Whenever the clock pin cycles, it does a ROL - shifting the bits up one place, and moving whatever state the shift-in pin has onto bit 0. The previous bit7 is moved onto the shift-out pin. That pin is the “data” pin on the controller cable.
So pulse the clock 7 more times and the data pin will show each of the remaining bits.
The (S)NES controller ties all the latch pins and the shift-in pin to high and the buttons will connect them to ground, which is why 0 = pressed and 1 = not pressed.
get a breadboard and a shift register and some LEDs. Hook it up on a breadboard and play around with it until your aha moment happens.
p.s. - for building a controller you will want a parallel in serial out style shift register.
WASD Keyboard Ordered - Now Three Questions
Posted: Sun May 02, 2021 6:41 am
by BruceMcF
On 4/29/2021 at 9:43 AM, ZeroByte said:
Well if you make your own joystick, it should be easy to rig up a 16-bit shift register and connect it to the correct pins on the snes plug. Just make sure the stick and buttons are hooked to the right pins on the latch side and you’re golden.
Getting this into an SNES/Atari joystick adapter is the number one thing I intend to look into getting made in Shenzhen, if I can do it before I leave China. For an Atari / Sega-2button, you could use an 8bit shift register, like the original NES.
WASD Keyboard Ordered - Now Three Questions
Posted: Thu Aug 12, 2021 5:38 pm
by rje
I've lately noticed that the ink on the "high traffic" keycaps is starting to wear off. A, L, and >.
WASD Keyboard Ordered - Now Three Questions
Posted: Thu Aug 12, 2021 6:25 pm
by Perifractic
I've lately noticed that the ink on the "high traffic" keycaps is starting to wear off. A, L, and >.
If you’re referring to the WASD keyboard that definitely shouldn’t happen anywhere near this soon (if at all). What did their warranty support say when you reached out?
WASD Keyboard Ordered - Now Three Questions
Posted: Thu Aug 12, 2021 6:57 pm
by rje
38 minutes ago, Perifractic said:
If you’re referring to the WASD keyboard that definitely shouldn’t happen anywhere near this soon (if at all). What did their warranty support say when you reached out?
Ha! You think I reached out... that's amusing.
And it's a good idea too. OK did due diligence; we'll see what they say.
WASD Keyboard Ordered - Now Three Questions
Posted: Thu Aug 12, 2021 8:08 pm
by rje
1 hour ago, Perifractic said:
If you’re referring to the WASD keyboard that definitely shouldn’t happen anywhere near this soon (if at all). What did their warranty support say when you reached out?

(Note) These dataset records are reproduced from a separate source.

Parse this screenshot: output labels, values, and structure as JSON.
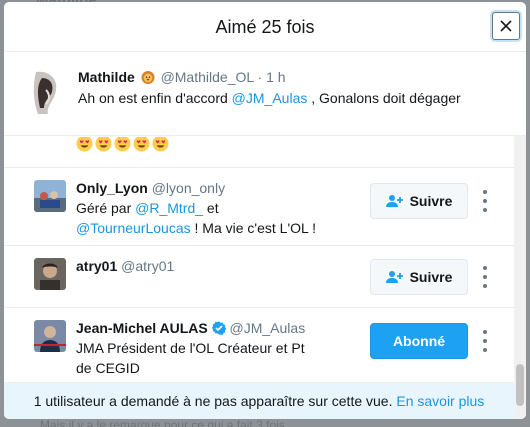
{
  "background": {
    "top_text": "Mathilde",
    "bottom_text": "Mais il y a le remarque pour ce qui a fait 3 fois"
  },
  "modal": {
    "title": "Aimé 25 fois",
    "close_icon": "close-icon"
  },
  "tweet": {
    "name": "Mathilde",
    "handle": "@Mathilde_OL",
    "separator": "·",
    "time": "1 h",
    "text_before": "Ah on est enfin d'accord ",
    "mention": "@JM_Aulas",
    "text_after": " , Gonalons doit dégager"
  },
  "users": [
    {
      "name": "Only_Lyon",
      "handle": "@lyon_only",
      "bio_prefix": "Géré par ",
      "bio_mention1": "@R_Mtrd_",
      "bio_mid": " et",
      "bio_mention2": "@TourneurLoucas",
      "bio_suffix": " ! Ma vie c'est L'OL !",
      "button": "Suivre"
    },
    {
      "name": "atry01",
      "handle": "@atry01",
      "button": "Suivre"
    },
    {
      "name": "Jean-Michel AULAS",
      "handle": "@JM_Aulas",
      "bio_line1": "JMA Président de l'OL Créateur et Pt",
      "bio_line2": "de CEGID",
      "button": "Abonné"
    }
  ],
  "footer": {
    "text": "1 utilisateur a demandé à ne pas apparaître sur cette vue. ",
    "link": "En savoir plus"
  },
  "colors": {
    "accent": "#1da1f2",
    "link": "#1b95e0",
    "footer_bg": "#e8f5fd"
  }
}
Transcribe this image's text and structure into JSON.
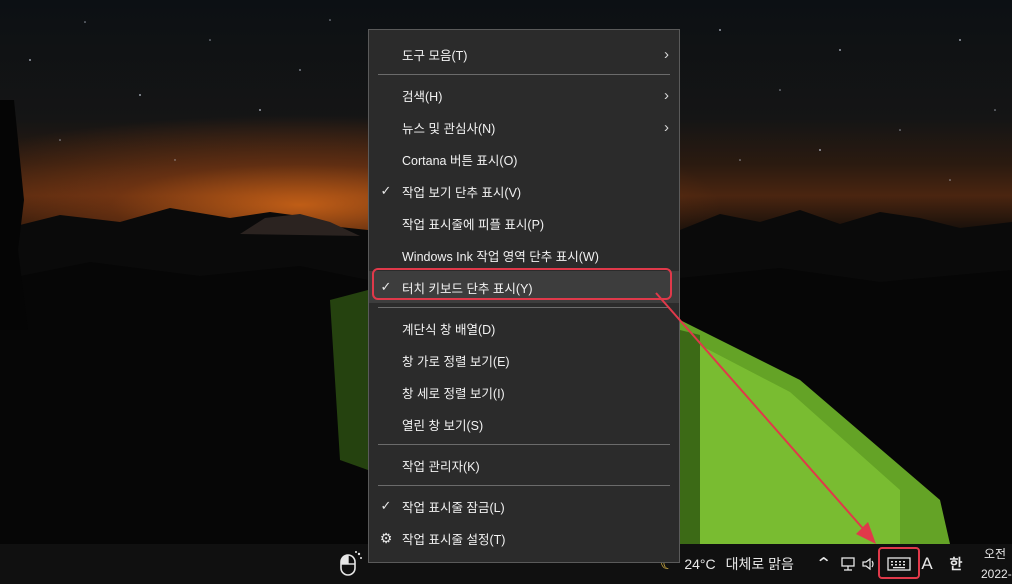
{
  "menu": {
    "groups": [
      [
        {
          "label": "도구 모음(T)",
          "submenu": true,
          "checked": false,
          "gear": false
        }
      ],
      [
        {
          "label": "검색(H)",
          "submenu": true,
          "checked": false,
          "gear": false
        },
        {
          "label": "뉴스 및 관심사(N)",
          "submenu": true,
          "checked": false,
          "gear": false
        },
        {
          "label": "Cortana 버튼 표시(O)",
          "submenu": false,
          "checked": false,
          "gear": false
        },
        {
          "label": "작업 보기 단추 표시(V)",
          "submenu": false,
          "checked": true,
          "gear": false
        },
        {
          "label": "작업 표시줄에 피플 표시(P)",
          "submenu": false,
          "checked": false,
          "gear": false
        },
        {
          "label": "Windows Ink 작업 영역 단추 표시(W)",
          "submenu": false,
          "checked": false,
          "gear": false
        },
        {
          "label": "터치 키보드 단추 표시(Y)",
          "submenu": false,
          "checked": true,
          "gear": false,
          "highlighted": true
        }
      ],
      [
        {
          "label": "계단식 창 배열(D)",
          "submenu": false,
          "checked": false,
          "gear": false
        },
        {
          "label": "창 가로 정렬 보기(E)",
          "submenu": false,
          "checked": false,
          "gear": false
        },
        {
          "label": "창 세로 정렬 보기(I)",
          "submenu": false,
          "checked": false,
          "gear": false
        },
        {
          "label": "열린 창 보기(S)",
          "submenu": false,
          "checked": false,
          "gear": false
        }
      ],
      [
        {
          "label": "작업 관리자(K)",
          "submenu": false,
          "checked": false,
          "gear": false
        }
      ],
      [
        {
          "label": "작업 표시줄 잠금(L)",
          "submenu": false,
          "checked": true,
          "gear": false
        },
        {
          "label": "작업 표시줄 설정(T)",
          "submenu": false,
          "checked": false,
          "gear": true
        }
      ]
    ]
  },
  "taskbar": {
    "weather_temp": "24°C",
    "weather_text": "대체로 맑음",
    "ime_mode": "A",
    "ime_lang": "한",
    "clock_period": "오전",
    "clock_date": "2022-"
  },
  "icons": {
    "check": "✓",
    "submenu_arrow": "›",
    "gear": "⚙",
    "chevron_up": "^"
  },
  "colors": {
    "annotation": "#e0394a",
    "menu_bg": "#2b2b2b",
    "taskbar_bg": "#101010"
  }
}
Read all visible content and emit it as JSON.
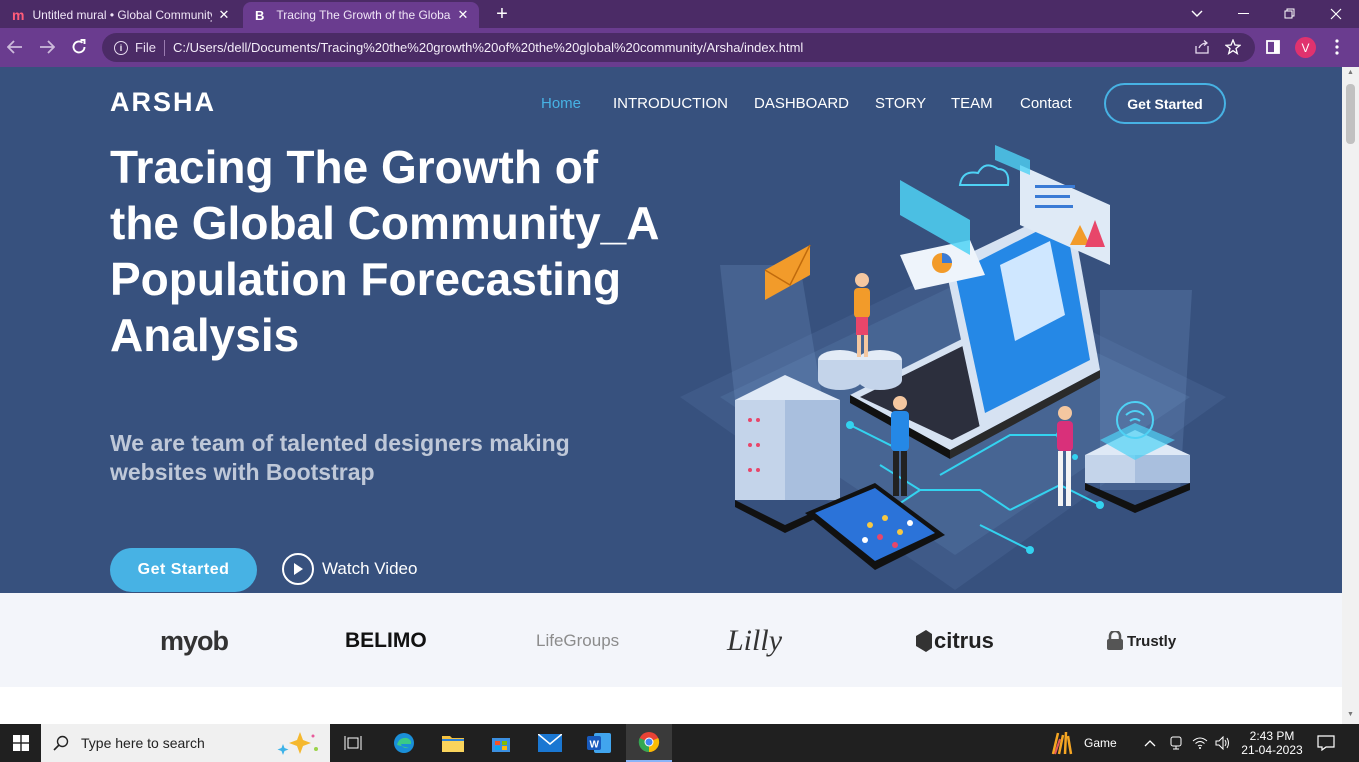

I'm past the 1 year warranty.
They can offer discounted reprints for the affected keys, based on my previous order number. $4 a key, three keys = $12. $4.30 shipping. Worth a try.
WASD Keyboard Ordered - Now Three Questions
Posted: Thu Aug 12, 2021 8:24 pm
by Perifractic
I'm past the 1 year warranty.
They can offer discounted reprints for the affected keys, based on my previous order number. $4 a key, three keys = $12. $4.30 shipping. Worth a try.
Sounds like you have it handled. Good to hear.